Dennis Persson -- Buffalo's first-round pick (No. 24) in 2006 split last season between Djurgardens of the Swedish Elite League, and Nykoping of the Swedish second-tier league. He had one assist and 6 penalty minutes in 21 games with Djurgardens, and a goal and three assists and 14 penalty minutes with Nykoping.

Persson also represented Sweden at the 2006 World Juniors, where he was the team’s most consistent defenseman with six points in five games.

He is a little on the light side at 6-foot-1 and 182 pounds. His strengths are his good hockey sense and excellent ability to keep the puck in the offensive zone. He is not physical and should use his shot more.

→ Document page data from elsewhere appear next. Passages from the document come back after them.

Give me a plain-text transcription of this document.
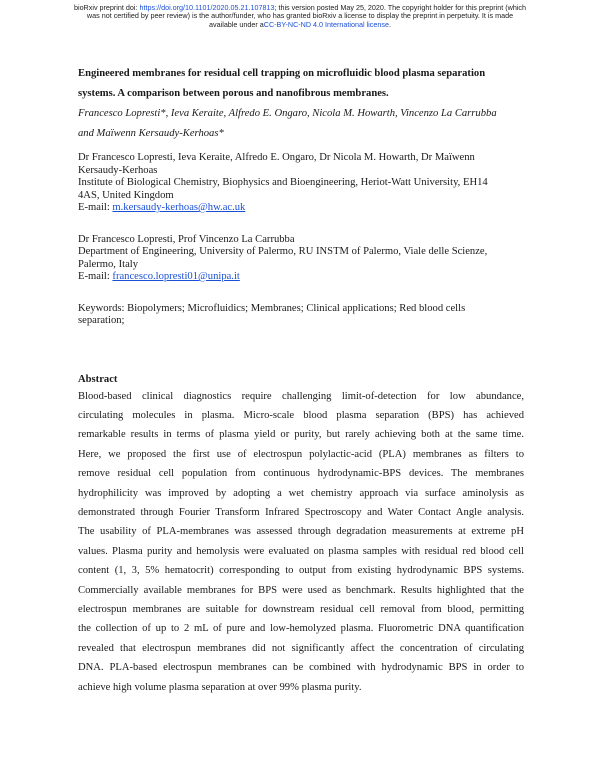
bioRxiv preprint doi: https://doi.org/10.1101/2020.05.21.107813; this version posted May 25, 2020. The copyright holder for this preprint (which
was not certified by peer review) is the author/funder, who has granted bioRxiv a license to display the preprint in perpetuity. It is made
available under aCC-BY-NC-ND 4.0 International license.

Engineered membranes for residual cell trapping on microfluidic blood plasma separation

systems. A comparison between porous and nanofibrous membranes.

Francesco Lopresti*, Ieva Keraite, Alfredo E. Ongaro, Nicola M. Howarth, Vincenzo La Carrubba

and Maïwenn Kersaudy-Kerhoas*

Dr Francesco Lopresti, Ieva Keraite, Alfredo E. Ongaro, Dr Nicola M. Howarth, Dr Maïwenn

Kersaudy-Kerhoas

Institute of Biological Chemistry, Biophysics and Bioengineering, Heriot-Watt University, EH14

4AS, United Kingdom

E-mail: m.kersaudy-kerhoas@hw.ac.uk

Dr Francesco Lopresti, Prof Vincenzo La Carrubba

Department of Engineering, University of Palermo, RU INSTM of Palermo, Viale delle Scienze,

Palermo, Italy

E-mail: francesco.lopresti01@unipa.it

Keywords: Biopolymers; Microfluidics; Membranes; Clinical applications; Red blood cells

separation;

Abstract

Blood-based clinical diagnostics require challenging limit-of-detection for low abundance,
circulating molecules in plasma. Micro-scale blood plasma separation (BPS) has achieved
remarkable results in terms of plasma yield or purity, but rarely achieving both at the same time.
Here, we proposed the first use of electrospun polylactic-acid (PLA) membranes as filters to
remove residual cell population from continuous hydrodynamic-BPS devices. The membranes
hydrophilicity was improved by adopting a wet chemistry approach via surface aminolysis as
demonstrated through Fourier Transform Infrared Spectroscopy and Water Contact Angle analysis.
The usability of PLA-membranes was assessed through degradation measurements at extreme pH
values. Plasma purity and hemolysis were evaluated on plasma samples with residual red blood cell
content (1, 3, 5% hematocrit) corresponding to output from existing hydrodynamic BPS systems.
Commercially available membranes for BPS were used as benchmark. Results highlighted that the
electrospun membranes are suitable for downstream residual cell removal from blood, permitting
the collection of up to 2 mL of pure and low-hemolyzed plasma. Fluorometric DNA quantification
revealed that electrospun membranes did not significantly affect the concentration of circulating
DNA. PLA-based electrospun membranes can be combined with hydrodynamic BPS in order to
achieve high volume plasma separation at over 99% plasma purity.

Persson went from a standout Swedish junior player to one who had trouble at the Elite League level. He had five goals and seven assists in 53 Swedish minor-league games over two seasons.

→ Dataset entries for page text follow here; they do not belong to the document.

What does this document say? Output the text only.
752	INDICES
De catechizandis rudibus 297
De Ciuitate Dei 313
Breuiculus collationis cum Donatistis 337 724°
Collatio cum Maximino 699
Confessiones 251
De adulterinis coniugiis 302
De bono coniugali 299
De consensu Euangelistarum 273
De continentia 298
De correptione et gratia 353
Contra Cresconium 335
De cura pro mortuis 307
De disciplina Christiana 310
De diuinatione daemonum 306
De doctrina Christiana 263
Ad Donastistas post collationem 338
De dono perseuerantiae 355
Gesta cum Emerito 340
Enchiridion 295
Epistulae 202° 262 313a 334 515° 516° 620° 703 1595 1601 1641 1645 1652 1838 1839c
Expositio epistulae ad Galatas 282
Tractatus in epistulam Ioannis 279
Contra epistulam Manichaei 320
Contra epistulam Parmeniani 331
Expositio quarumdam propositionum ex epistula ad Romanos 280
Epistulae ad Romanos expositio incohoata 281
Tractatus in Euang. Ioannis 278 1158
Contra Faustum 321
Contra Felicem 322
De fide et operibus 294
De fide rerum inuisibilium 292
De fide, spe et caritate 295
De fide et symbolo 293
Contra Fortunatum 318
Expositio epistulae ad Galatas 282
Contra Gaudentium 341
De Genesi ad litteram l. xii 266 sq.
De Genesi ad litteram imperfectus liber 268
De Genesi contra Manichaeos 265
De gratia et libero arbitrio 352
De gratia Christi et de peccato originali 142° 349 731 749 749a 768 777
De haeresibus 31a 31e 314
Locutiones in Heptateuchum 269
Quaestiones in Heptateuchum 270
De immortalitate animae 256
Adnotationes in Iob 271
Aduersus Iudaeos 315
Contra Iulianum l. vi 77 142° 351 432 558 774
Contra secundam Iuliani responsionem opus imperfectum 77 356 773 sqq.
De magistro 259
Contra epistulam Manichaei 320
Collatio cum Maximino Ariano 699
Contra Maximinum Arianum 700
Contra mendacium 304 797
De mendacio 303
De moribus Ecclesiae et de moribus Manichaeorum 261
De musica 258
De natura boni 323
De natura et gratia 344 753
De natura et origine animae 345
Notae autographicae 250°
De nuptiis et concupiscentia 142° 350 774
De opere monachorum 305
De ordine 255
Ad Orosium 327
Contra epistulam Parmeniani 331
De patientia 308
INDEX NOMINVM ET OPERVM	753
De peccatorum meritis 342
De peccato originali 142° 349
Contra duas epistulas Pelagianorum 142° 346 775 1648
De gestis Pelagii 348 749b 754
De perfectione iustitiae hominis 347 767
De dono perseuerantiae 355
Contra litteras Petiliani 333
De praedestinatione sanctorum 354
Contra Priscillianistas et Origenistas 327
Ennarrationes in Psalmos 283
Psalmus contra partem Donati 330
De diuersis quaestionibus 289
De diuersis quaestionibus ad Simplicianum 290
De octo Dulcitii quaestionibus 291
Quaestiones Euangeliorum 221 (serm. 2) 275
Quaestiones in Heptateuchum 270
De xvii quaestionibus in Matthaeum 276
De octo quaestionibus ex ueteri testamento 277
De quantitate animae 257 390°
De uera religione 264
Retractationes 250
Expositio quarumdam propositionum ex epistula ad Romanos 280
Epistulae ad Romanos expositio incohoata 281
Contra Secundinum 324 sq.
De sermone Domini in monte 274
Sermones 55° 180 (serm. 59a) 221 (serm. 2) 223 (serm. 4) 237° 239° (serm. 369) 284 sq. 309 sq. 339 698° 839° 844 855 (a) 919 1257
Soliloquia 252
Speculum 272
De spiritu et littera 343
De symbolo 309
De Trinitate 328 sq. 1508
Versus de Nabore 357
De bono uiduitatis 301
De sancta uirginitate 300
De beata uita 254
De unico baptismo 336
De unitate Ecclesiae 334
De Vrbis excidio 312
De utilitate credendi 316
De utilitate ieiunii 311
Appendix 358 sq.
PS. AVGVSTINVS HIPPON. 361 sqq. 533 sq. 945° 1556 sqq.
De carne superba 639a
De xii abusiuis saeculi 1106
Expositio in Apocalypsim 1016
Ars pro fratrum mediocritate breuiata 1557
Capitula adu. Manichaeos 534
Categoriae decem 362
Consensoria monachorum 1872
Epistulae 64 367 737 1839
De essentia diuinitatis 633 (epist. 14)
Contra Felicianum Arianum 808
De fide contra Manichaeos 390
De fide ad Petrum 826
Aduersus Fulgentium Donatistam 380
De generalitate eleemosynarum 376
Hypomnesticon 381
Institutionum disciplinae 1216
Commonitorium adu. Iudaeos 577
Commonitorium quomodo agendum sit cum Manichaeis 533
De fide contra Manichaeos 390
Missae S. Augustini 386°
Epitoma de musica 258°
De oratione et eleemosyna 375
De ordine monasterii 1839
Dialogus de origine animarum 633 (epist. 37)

"Dennis is a good skater and passer but he's another guy who has to get stronger to play in the NHL," Christiano said. "He will play in Sweden again this year. Like a lot of Swedes, compared to North American guys, Dennis has a good awareness of how to play defense and his skill set is pretty good. His biggest thing is getting bigger and stronger and then applying it around the net. He needs to become a strong guy to play against.

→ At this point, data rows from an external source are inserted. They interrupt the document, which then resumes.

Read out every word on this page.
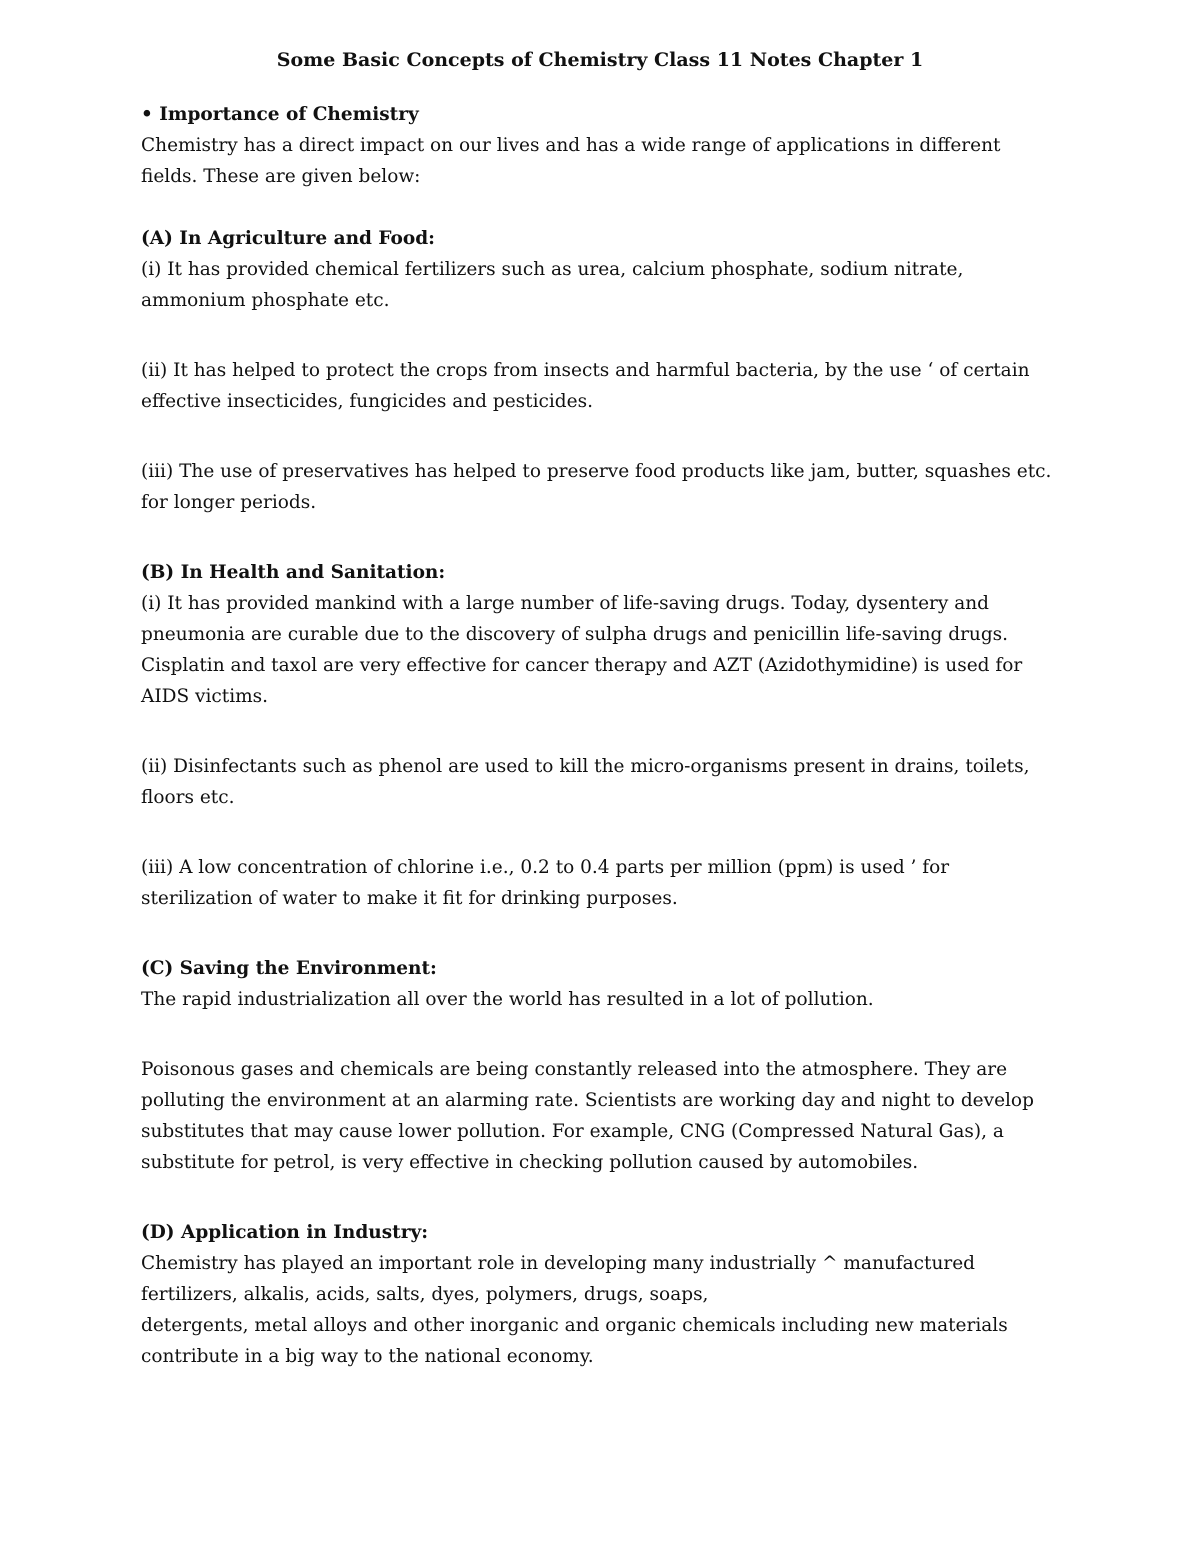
Some Basic Concepts of Chemistry Class 11 Notes Chapter 1
• Importance of Chemistry
Chemistry has a direct impact on our lives and has a wide range of applications in different
fields. These are given below:
(A) In Agriculture and Food:
(i) It has provided chemical fertilizers such as urea, calcium phosphate, sodium nitrate,
ammonium phosphate etc.
(ii) It has helped to protect the crops from insects and harmful bacteria, by the use ‘ of certain
effective insecticides, fungicides and pesticides.
(iii) The use of preservatives has helped to preserve food products like jam, butter, squashes etc.
for longer periods.
(B) In Health and Sanitation:
(i) It has provided mankind with a large number of life-saving drugs. Today, dysentery and
pneumonia are curable due to the discovery of sulpha drugs and penicillin life-saving drugs.
Cisplatin and taxol are very effective for cancer therapy and AZT (Azidothymidine) is used for
AIDS victims.
(ii) Disinfectants such as phenol are used to kill the micro-organisms present in drains, toilets,
floors etc.
(iii) A low concentration of chlorine i.e., 0.2 to 0.4 parts per million (ppm) is used ’ for
sterilization of water to make it fit for drinking purposes.
(C) Saving the Environment:
The rapid industrialization all over the world has resulted in a lot of pollution.
Poisonous gases and chemicals are being constantly released into the atmosphere. They are
polluting the environment at an alarming rate. Scientists are working day and night to develop
substitutes that may cause lower pollution. For example, CNG (Compressed Natural Gas), a
substitute for petrol, is very effective in checking pollution caused by automobiles.
(D) Application in Industry:
Chemistry has played an important role in developing many industrially ^ manufactured
fertilizers, alkalis, acids, salts, dyes, polymers, drugs, soaps,
detergents, metal alloys and other inorganic and organic chemicals including new materials
contribute in a big way to the national economy.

"Although he was used as power-play guy in juniors, we look at him not as guy who runs it but as the defenseman on the other side from the power-play quarterback. He has a big shot, a really good one-timer. He's not the guy who deceives and moves the puck, but he's good as the other point on the power play because he has defensive and offensive skills." 


Jhonas Enroth -- Enroth has done nothing to make Buffalo worry about using a second-round pick (No. 46) in the 2006 Draft to select the player ranked as the No. 1 European goaltender. He'd had a strong 2006 season in Swedish juniors and played very well at the World U-18 tourney. Playing the next year for one of the weaker Elite League teams, Enroth had a 1.61 goals-against average and a .937 save percentage and was the runner-up for the Swedish Elite League rookie of the year.

Enroth had a 2.13 GAA last season and a .932 save percentage. But it was at the World Juniors, where Enroth led Sweden to the silver medal, that he really shone.

Enroth has very fast reflexes, good lateral movement and his coach described him as "a technically perfect goalie." There are concerns about his 5-foot-10, 175-pound frame and his stickhandling.

"Jhonas signed a three-year, entry-level contract with us in May and we are expecting him to be with our AHL team in Portland this year," Christiano said.

"Jhonas is a 'technique' goaltender versus a 'blocker-type. He's smaller-sized but his numbers and experiences at his age are equal to a Henrik Lundqvist. Jhonas has achieved what Lundqvist did at his age and they have very similar numbers. That would be great if he is comparable to Lundqvist.

"What I like the most is his composure," Christiano continued. "He doesn't get rattled. I saw him in Sweden in pressure games and he handles things with ease. It seems he has that poise and composure that you want in your goalie and he is mature beyond his years. That's another good trait for a goaltender. A lot of them don't play that well until they are 30.

"This is such a mentally tough game that a lot of young goalies are not ready for it. The best I ever saw walk into a pressure situation was Carey Price last season and yet he came undone in the Playoffs. That was the first time in his life, in his career at least, that he didn't succeed. NHL goaltender is a very demanding job."